One hundred fifty five drugs and 79 vaccines under development worldwide

A total of 155 drugs and 79 vaccines are currently being developed worldwide to combat COVID-19. The Austrian Institute for Health Technology Assessment (AIHTA) has compiled these astonishing figures as part of a new product line. The Vienna-based institute, which specialises in scientific decision support in the health care sector, worked closely with European colleagues to produce this overview. Most of the 155 drugs under development against COVID-19 have already been approved for other (viral) infections and therefore require special evidence for approval against COVID-19. Of the 79 vaccine candidates, none has yet moved beyond the development stage.

It seems as if the test tubes of this world currently only exist for corona viruses—pharmaceutical and biotech companies, university institutes, research facilities and clinics worldwide are investing enormous resources into the research and development of drugs and vaccines to fight the pandemic. It is becoming increasingly difficult for decision-makers in politics and health care to maintain an overview—although cost-intensive decisions will be necessary at the latest when the first prophylaxes or therapies become available. For this reason, the Austrian Federal Ministry of Social Affairs, Health, Care and Consumer Protection (BMSGPK) and other stakeholders in the health care system asked the AIHTA to prepare an overview of worldwide research and development activities in the field of COVID-19, which can provide evidence-based support for future decisions.

New horizons

The request reached the AIHTA at the very moment it was introducing a new product line, the so-called “Policy Briefs”, which are designed to provide rapid, yet evidence-based policy advice and provide a solid basis for acute decisions in health care. “We then set up a Horizon Scanning System (HSS) for the overview of COVID-19 R&D activities,” explains Ms. Priv. Dr. phil. Claudia Wild, head of the AIHTA. “The aim of such an HSS is to provide early information on intervention options that are currently in the R&D stage. In the coming months, their development will be further monitored, data will be processed and purchasing by the health care system will be supported onan evidence-based foundation.

Using international sources, Dr. Wild and her team has identified a total of 155 drugs that are being tested at this time for their effect against SARS-CoV-2/COVID-19. These are all based on one or more of the following known antiviral agent(s): Remdesivir, Lopinavir + Ritonavir (Kaletra), Favipirvir (Avigan), Darunavir (Prezista), Chloroquine phosphates (Resochin), Hydroxychloroquine (Plaquenil), Camostat Mesilate (Foipan), APN01 (rhACE2), Tocilizumab (Roactemra), Sarilumab (Kevzara) and Interferon beta 1a (SNG001). Commenting on these compounds, Dr. Wild points out: “Since the majority of these compounds are drugs that are already approved for other indications, international regulators emphasise the need for robust evidence for pivotal studies”. In order to reinforce this claim, the European Medicines Agency (EMA) also founded its own COVID-19 Task Force on 9 April.

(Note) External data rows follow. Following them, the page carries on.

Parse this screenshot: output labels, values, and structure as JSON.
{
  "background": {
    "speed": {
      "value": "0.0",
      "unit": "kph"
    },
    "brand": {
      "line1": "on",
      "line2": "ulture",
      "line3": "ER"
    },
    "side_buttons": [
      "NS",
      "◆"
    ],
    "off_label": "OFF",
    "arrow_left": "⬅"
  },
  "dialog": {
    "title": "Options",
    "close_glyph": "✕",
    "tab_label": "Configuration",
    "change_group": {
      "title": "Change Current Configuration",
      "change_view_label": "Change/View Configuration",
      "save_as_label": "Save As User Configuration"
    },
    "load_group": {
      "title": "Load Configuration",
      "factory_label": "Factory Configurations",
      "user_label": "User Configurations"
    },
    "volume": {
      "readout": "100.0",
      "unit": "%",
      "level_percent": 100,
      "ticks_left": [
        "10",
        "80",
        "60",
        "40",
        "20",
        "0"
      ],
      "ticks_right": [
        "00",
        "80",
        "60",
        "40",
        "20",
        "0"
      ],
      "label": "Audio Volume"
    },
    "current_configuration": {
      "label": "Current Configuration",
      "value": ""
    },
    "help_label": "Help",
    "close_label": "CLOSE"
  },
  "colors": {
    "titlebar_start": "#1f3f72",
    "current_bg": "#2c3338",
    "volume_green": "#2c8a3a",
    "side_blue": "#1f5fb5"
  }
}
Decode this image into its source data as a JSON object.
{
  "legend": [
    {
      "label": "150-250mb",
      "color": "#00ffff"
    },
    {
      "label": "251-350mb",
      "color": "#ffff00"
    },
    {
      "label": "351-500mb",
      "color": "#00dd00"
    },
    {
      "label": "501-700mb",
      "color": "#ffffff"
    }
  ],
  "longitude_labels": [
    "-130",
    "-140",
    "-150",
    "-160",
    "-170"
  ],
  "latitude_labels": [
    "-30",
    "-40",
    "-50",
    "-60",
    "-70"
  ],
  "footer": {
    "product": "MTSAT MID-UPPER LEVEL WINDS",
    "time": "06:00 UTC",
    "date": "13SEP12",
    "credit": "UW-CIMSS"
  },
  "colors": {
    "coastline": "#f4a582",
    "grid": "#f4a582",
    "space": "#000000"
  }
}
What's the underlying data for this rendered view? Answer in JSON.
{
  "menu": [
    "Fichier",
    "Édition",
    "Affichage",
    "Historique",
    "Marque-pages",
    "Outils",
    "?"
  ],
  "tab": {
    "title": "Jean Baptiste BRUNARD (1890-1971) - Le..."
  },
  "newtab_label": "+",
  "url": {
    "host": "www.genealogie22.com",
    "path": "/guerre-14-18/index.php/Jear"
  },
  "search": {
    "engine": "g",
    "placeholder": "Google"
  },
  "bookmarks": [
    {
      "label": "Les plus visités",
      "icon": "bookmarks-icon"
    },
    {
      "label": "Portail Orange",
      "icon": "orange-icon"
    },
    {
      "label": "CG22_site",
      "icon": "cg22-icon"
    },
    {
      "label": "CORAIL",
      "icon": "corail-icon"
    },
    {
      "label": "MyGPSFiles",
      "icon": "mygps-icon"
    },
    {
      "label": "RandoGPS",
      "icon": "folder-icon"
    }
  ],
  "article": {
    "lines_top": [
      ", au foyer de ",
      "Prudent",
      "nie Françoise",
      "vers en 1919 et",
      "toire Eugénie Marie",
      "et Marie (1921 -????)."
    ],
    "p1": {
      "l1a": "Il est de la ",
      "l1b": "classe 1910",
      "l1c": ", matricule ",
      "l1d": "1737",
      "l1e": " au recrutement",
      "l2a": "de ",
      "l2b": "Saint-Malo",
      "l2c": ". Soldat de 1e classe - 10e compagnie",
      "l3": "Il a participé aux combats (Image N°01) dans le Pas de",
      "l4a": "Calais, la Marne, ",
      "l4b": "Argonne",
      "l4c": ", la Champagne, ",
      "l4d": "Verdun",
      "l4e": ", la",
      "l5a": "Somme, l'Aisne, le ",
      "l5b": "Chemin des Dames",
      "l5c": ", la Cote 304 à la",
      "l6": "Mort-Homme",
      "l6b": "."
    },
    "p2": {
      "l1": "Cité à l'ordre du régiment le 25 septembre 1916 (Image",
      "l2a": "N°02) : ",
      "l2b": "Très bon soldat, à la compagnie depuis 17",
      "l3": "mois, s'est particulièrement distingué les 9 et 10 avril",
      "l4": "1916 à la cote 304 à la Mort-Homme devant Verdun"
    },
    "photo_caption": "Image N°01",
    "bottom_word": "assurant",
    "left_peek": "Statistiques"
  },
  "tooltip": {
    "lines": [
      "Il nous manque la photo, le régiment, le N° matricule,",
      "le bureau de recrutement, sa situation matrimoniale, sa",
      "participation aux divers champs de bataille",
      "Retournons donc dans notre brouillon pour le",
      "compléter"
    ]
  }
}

The 79 vaccine candidates identified by the AIHTA in the HSS are divided into three vaccine types: Live vaccines (with attenuated virus strains), dead vaccines (with virus proteins) or gene-based vaccines (with specific DNA or mRNA). Most of these projects are still in the development stage and have not yet been approved.

The AIHTA then created so-called vignettes for those drugs or vaccines that are particularly advanced in development or those that are considered particularly promising in the specialist literature. These are short, concise descriptions that provide additional information. In total, the AIHTA issued11 vignettes on drugs and 8 on vaccine candidates.